Farmgate returns for venison are trending down as global conditions for selling high-end products like venison are very challenging.

Exporters are diverting venison into retail channels but that won’t compensate for the loss of restaurant consumption.

Returns for lamb have fallen but stabilised at relatively good levels near $7/kg while markets for mutton and wool are much more challenging.

Processing delays and the weaker NZ dollar have underpinned farmgate values until now, ANZ said.

Demand from China is re-awakening but mainly from supermarkets, not restaurants.

China’s economy has suffered a huge shock and will have further waves as global demand for its manufactured goods slows.

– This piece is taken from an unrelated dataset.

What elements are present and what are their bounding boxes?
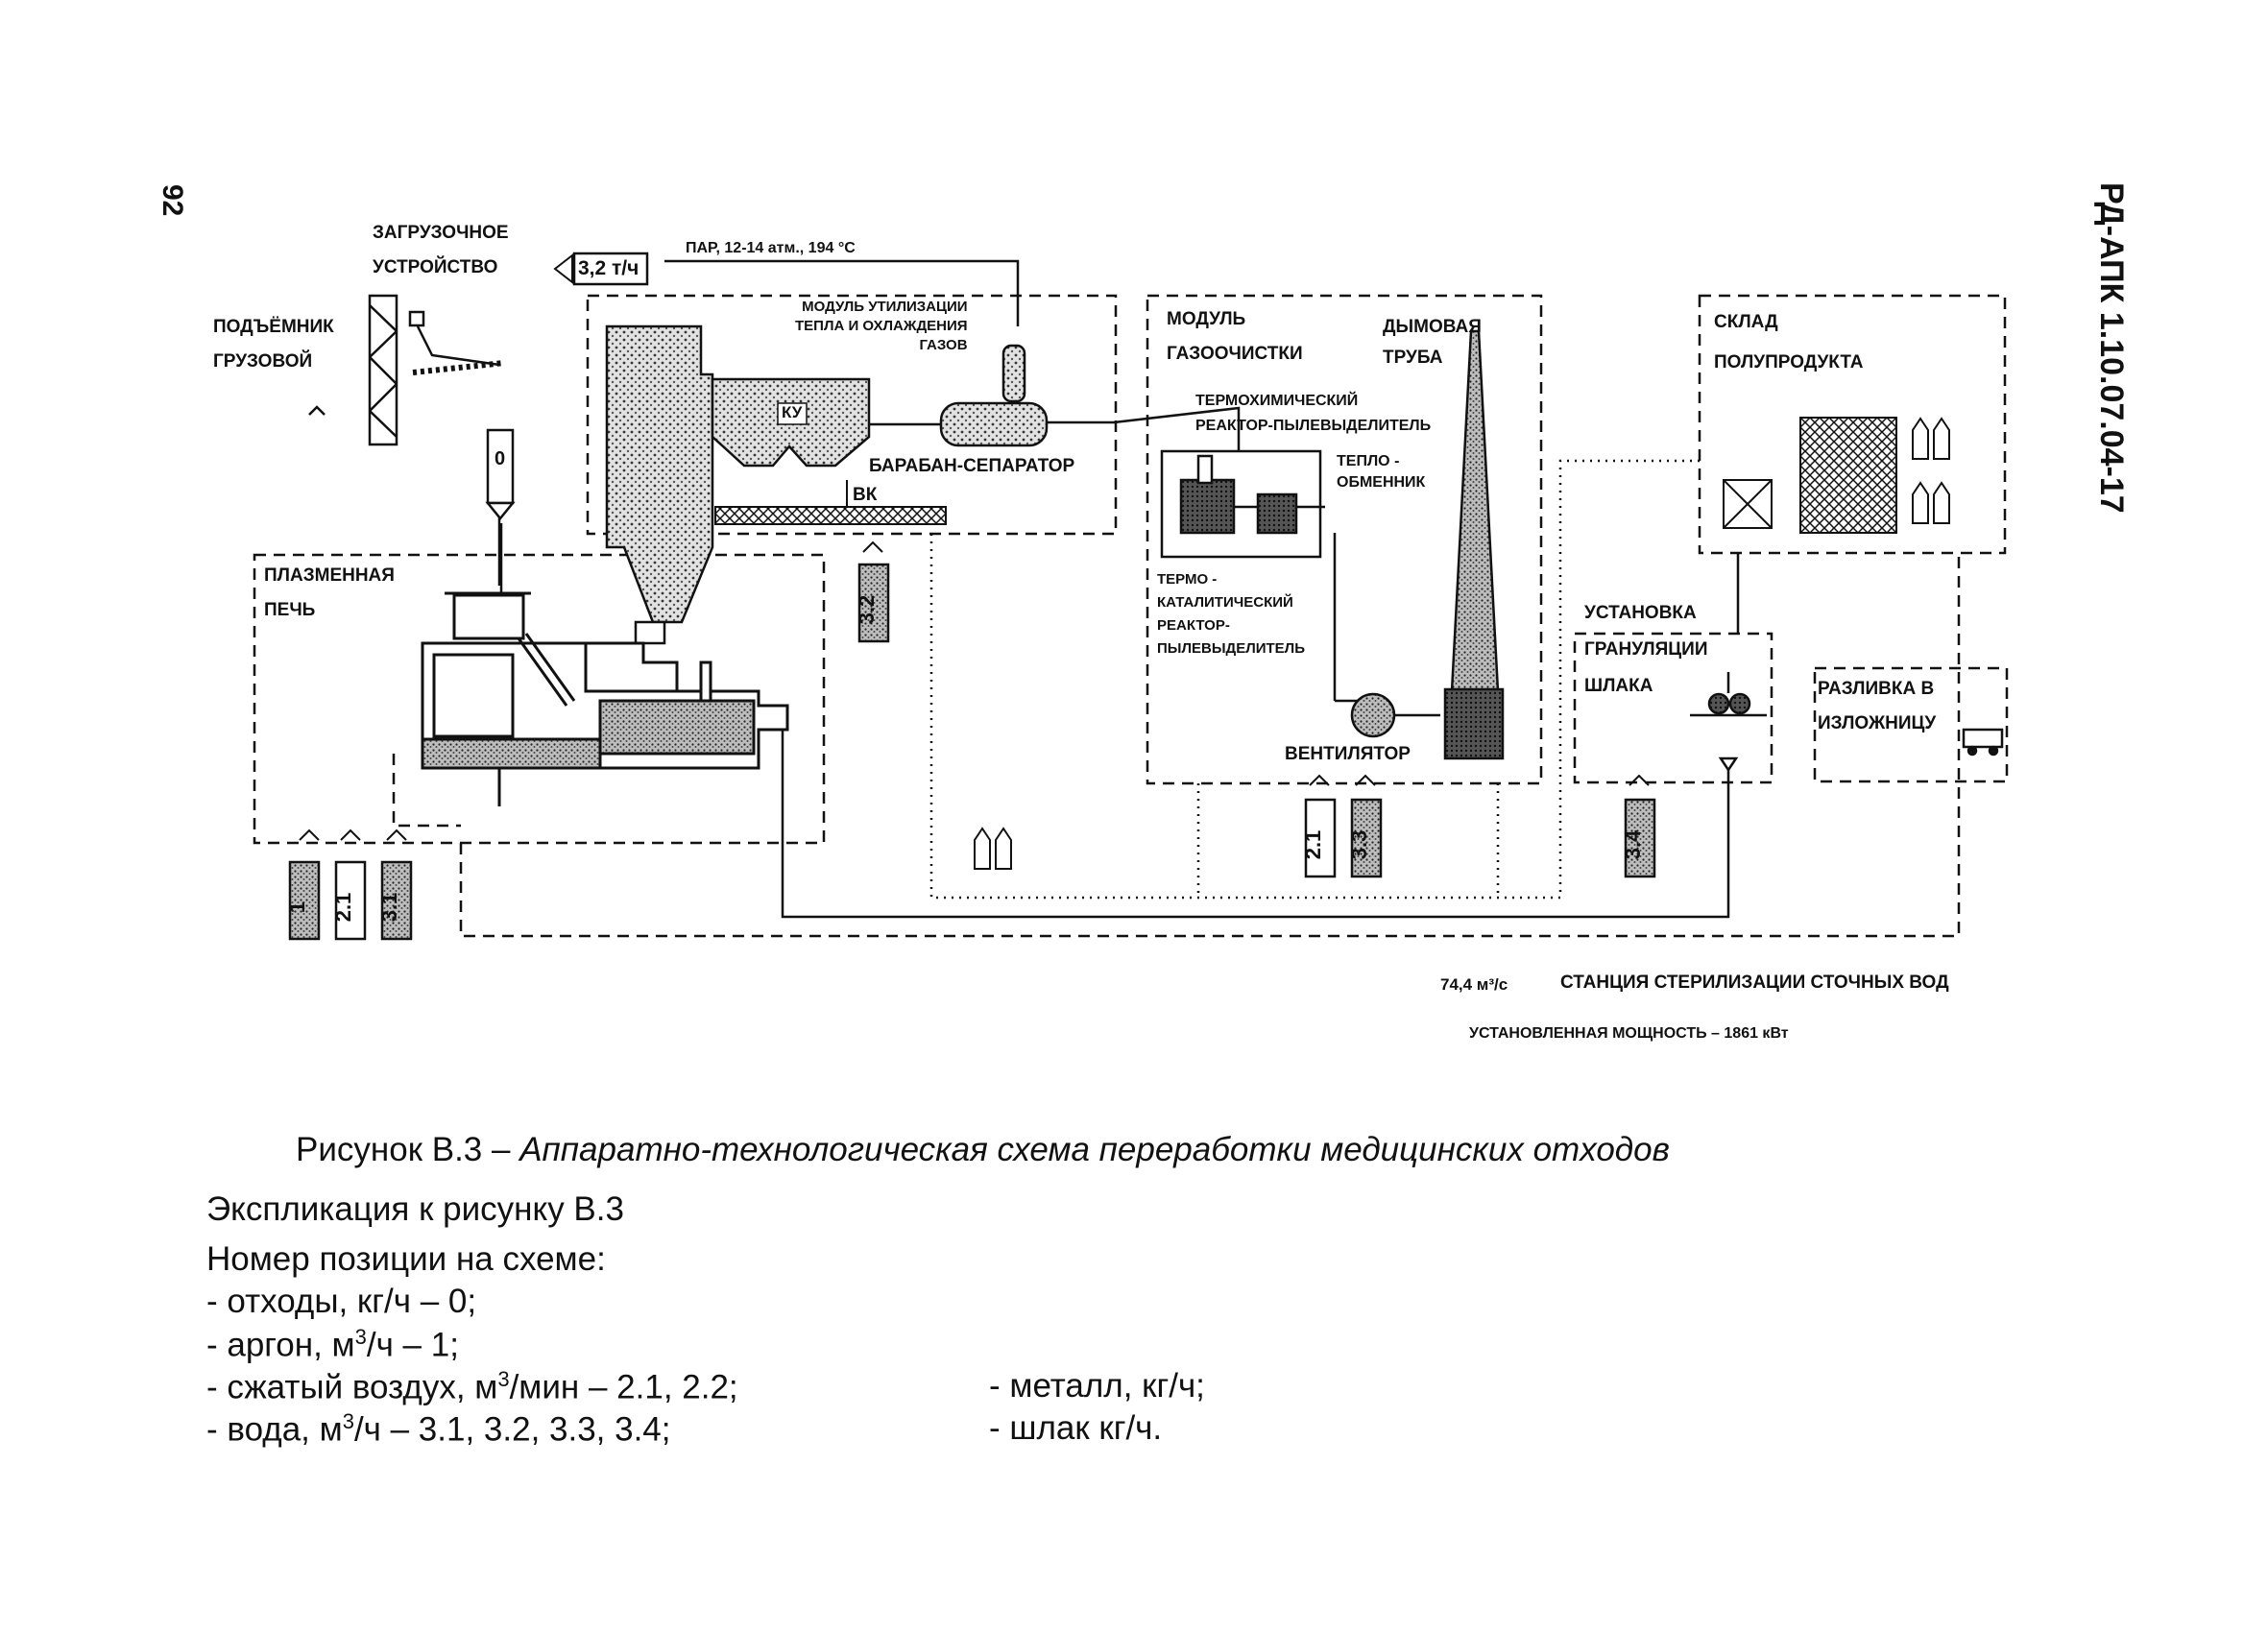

Though our reliance on China is being considered a vulnerability, as that market opens again while others are closing, it is a relative bright spot in an otherwise gloomy global economy.

The world’s population needs to eat while stuck indoors but when times are tough luxury goods tended to be forgone.

In many of our markets we fit in to the luxury end rather than the staple foods categories.

“Although this is where we want to be long-term to command premium prices and build a brand it does mean demand for our goods may not be as inelastic as we think.”

ANZ said a shortage of chilled containers resulted from non-essential goods not being emptied and the boxes returned into circulation.

Airfreight options are also greatly reduced.

However, the cost of shipping is going down because of lower oil prices.

Picking of kiwifruit and apples will provide some logistical nightmares this autumn.

“A lack of cool storage space and a potential shortfall of workers means some fruit may not be picked this season. 

“There is a real risk that packhouses and processing plants that operate with a large number of people in a relatively confined area will be subjected to regular shutdowns as they try to limit health risks.”

ANZ economists have picked a 5-6% drop in GDP in 2020 including a 17% decrease in the second quarter.

The unemployment rate will more than double to 8%, to levels not seen since the early 1990s.